Still Life with Basket of Fruit unidentified artist 1830-1850 oil on canvas. Courtesy of the Barbara L. Gordon Collection
F or enthusiasts like Barbara Gordon, who collected the works on display at the Brooks, the attraction is likely not for the curatorial lines drawn around the work, but for the creations themselves. Gordon says that she was drawn to folk art during a middle school trip to Colonial Williamsburg. After becoming a successful lawyer in Washington, D.C., and attempting a collection on her own, she sought the guidance of art historian David Wheatcroft. Wheatcroft advised Gordon to sell all the early work she’d collected and build her collection all over again. With his guidance, Gordon acquired all 63 works of the featured in this exhibition.

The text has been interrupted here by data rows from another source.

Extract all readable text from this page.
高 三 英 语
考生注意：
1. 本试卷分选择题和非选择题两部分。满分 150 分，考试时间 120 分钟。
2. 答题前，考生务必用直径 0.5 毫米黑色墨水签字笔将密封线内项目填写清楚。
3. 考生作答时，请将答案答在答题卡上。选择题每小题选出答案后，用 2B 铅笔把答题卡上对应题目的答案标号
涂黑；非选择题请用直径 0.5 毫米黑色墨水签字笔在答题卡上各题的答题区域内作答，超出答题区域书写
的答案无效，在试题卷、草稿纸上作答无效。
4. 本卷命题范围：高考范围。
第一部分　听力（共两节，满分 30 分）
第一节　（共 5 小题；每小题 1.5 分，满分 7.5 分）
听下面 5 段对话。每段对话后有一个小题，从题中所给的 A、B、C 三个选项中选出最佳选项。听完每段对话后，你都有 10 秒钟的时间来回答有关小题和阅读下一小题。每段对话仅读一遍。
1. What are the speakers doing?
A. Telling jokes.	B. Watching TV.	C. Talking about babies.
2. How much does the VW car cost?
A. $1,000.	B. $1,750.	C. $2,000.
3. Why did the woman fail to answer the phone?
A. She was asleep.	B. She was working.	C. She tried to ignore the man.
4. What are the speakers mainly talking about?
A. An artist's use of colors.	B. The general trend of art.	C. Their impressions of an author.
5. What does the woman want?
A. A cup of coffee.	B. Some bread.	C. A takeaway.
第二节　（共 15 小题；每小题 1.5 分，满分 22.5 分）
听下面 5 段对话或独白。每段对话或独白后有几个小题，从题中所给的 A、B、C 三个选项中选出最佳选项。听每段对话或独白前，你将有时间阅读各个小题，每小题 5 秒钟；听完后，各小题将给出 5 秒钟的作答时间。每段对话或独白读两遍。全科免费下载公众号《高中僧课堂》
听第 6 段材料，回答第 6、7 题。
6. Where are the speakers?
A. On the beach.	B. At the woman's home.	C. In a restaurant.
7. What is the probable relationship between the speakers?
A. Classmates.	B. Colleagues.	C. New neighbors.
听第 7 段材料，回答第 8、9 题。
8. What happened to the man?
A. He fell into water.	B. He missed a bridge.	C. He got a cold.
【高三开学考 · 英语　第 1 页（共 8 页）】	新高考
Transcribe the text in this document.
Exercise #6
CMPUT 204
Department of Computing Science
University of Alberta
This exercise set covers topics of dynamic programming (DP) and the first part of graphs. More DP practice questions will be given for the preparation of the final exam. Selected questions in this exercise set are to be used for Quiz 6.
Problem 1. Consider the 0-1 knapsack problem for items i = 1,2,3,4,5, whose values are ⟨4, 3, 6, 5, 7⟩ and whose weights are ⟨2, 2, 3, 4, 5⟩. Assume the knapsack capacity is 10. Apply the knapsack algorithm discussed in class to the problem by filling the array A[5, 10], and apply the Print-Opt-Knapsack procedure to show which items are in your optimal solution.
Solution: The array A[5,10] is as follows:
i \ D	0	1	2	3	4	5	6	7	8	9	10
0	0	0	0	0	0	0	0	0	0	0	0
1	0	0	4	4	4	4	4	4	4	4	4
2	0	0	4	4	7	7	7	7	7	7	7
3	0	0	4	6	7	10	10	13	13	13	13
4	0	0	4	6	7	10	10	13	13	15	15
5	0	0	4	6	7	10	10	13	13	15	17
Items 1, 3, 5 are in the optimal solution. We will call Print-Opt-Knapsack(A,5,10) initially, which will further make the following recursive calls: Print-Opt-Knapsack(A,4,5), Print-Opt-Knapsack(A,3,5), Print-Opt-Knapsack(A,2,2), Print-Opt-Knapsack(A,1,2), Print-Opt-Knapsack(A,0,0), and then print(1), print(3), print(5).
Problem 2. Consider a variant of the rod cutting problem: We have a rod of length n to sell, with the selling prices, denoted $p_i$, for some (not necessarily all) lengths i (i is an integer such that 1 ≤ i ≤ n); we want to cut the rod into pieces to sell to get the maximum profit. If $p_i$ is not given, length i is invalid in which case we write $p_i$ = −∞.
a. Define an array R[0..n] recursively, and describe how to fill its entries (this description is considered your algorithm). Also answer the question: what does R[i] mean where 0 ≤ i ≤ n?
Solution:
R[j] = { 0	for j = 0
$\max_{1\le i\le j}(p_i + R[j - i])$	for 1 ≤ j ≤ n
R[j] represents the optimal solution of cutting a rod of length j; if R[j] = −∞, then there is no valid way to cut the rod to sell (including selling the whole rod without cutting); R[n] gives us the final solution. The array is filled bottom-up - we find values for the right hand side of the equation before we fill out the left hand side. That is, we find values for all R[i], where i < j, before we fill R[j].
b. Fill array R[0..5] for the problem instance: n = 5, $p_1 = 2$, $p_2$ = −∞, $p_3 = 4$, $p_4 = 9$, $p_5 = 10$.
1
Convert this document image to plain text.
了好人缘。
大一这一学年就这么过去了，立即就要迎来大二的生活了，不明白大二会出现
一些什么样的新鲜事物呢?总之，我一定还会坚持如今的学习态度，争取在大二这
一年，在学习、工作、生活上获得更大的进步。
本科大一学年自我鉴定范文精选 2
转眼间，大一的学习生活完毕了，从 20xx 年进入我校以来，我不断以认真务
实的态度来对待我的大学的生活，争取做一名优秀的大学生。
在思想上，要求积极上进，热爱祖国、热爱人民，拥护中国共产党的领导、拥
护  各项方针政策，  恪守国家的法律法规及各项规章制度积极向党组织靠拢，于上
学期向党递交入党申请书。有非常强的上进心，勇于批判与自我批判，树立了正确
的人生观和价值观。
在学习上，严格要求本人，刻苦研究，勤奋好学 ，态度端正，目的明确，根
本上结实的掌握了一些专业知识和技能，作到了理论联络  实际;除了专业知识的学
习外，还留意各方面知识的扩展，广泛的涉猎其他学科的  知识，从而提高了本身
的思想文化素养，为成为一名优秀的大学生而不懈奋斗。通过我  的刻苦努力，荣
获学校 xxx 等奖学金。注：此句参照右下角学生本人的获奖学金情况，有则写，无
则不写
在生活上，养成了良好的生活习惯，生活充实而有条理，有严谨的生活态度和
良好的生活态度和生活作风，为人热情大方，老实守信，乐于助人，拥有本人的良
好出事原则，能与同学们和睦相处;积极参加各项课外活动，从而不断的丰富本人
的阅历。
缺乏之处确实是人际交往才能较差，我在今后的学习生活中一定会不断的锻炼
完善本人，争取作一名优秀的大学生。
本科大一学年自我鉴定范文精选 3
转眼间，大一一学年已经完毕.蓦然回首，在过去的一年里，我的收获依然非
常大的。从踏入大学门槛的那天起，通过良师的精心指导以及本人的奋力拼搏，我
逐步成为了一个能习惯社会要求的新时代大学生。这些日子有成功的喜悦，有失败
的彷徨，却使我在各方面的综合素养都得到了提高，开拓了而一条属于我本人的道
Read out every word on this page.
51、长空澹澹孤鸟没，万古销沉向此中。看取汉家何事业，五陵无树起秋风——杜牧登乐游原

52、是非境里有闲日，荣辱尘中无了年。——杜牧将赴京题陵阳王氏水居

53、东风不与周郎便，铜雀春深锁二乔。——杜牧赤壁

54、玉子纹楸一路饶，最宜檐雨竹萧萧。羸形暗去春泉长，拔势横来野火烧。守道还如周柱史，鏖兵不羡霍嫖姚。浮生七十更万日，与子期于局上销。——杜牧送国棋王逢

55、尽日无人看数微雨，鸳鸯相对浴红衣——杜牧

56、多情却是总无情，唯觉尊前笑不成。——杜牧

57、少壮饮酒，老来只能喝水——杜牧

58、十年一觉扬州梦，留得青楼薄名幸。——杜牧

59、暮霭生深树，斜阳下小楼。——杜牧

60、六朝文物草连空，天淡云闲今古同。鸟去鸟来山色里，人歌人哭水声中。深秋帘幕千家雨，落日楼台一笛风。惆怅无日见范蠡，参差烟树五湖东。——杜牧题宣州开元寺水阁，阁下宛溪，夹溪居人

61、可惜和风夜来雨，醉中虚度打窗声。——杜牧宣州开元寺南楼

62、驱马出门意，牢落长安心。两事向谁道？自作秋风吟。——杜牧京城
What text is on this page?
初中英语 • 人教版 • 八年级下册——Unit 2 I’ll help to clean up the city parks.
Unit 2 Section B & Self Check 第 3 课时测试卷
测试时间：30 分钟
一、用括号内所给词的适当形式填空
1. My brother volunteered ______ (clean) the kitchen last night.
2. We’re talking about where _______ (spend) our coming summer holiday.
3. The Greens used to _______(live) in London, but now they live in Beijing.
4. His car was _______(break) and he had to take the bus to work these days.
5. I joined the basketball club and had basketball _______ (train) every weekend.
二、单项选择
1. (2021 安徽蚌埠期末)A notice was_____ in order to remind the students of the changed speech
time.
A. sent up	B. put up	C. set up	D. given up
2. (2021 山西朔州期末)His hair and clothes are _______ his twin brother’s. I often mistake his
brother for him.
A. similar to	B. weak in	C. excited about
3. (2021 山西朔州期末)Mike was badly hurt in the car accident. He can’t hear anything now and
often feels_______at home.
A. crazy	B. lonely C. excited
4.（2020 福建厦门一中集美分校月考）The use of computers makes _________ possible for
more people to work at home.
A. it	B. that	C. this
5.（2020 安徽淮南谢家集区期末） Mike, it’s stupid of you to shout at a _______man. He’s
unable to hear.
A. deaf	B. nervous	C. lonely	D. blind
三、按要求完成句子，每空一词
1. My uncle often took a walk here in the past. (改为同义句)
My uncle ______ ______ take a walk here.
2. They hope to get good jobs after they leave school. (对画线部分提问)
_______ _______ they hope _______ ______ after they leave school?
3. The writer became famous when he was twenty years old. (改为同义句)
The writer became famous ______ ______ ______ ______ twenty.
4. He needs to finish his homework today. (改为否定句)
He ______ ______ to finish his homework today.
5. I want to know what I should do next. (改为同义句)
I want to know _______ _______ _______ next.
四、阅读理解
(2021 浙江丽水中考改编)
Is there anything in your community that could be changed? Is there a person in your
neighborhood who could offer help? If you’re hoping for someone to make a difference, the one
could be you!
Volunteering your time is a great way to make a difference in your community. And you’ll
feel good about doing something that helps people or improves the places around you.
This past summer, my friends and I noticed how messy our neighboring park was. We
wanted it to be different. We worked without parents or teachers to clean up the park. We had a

Wherever one’s opinions about folk art as a historical category fall, it is easy to understand why paintings such as Daniel McDowell’s incredible Still Life with Watermelon drew Gordon’s attention, even though when the collector first saw it at an auction, she remembers it as “not cleaned and not framed. It was just stapled on stretchers.” There is something both exacting and soft about the work. Slight errors in perspective create a dreamlike feel that recalls works by Cezanne. These are simple subjects, uniquely realized.
Gordon’s efforts resulted in an exhibition with the rigor of a well-researched historical document, a rigor that allows both the childlike playfulness of works like Rabbit Carousel Figure and the austerity of craft visible in the still life paintings of McDowell and others to truly shine.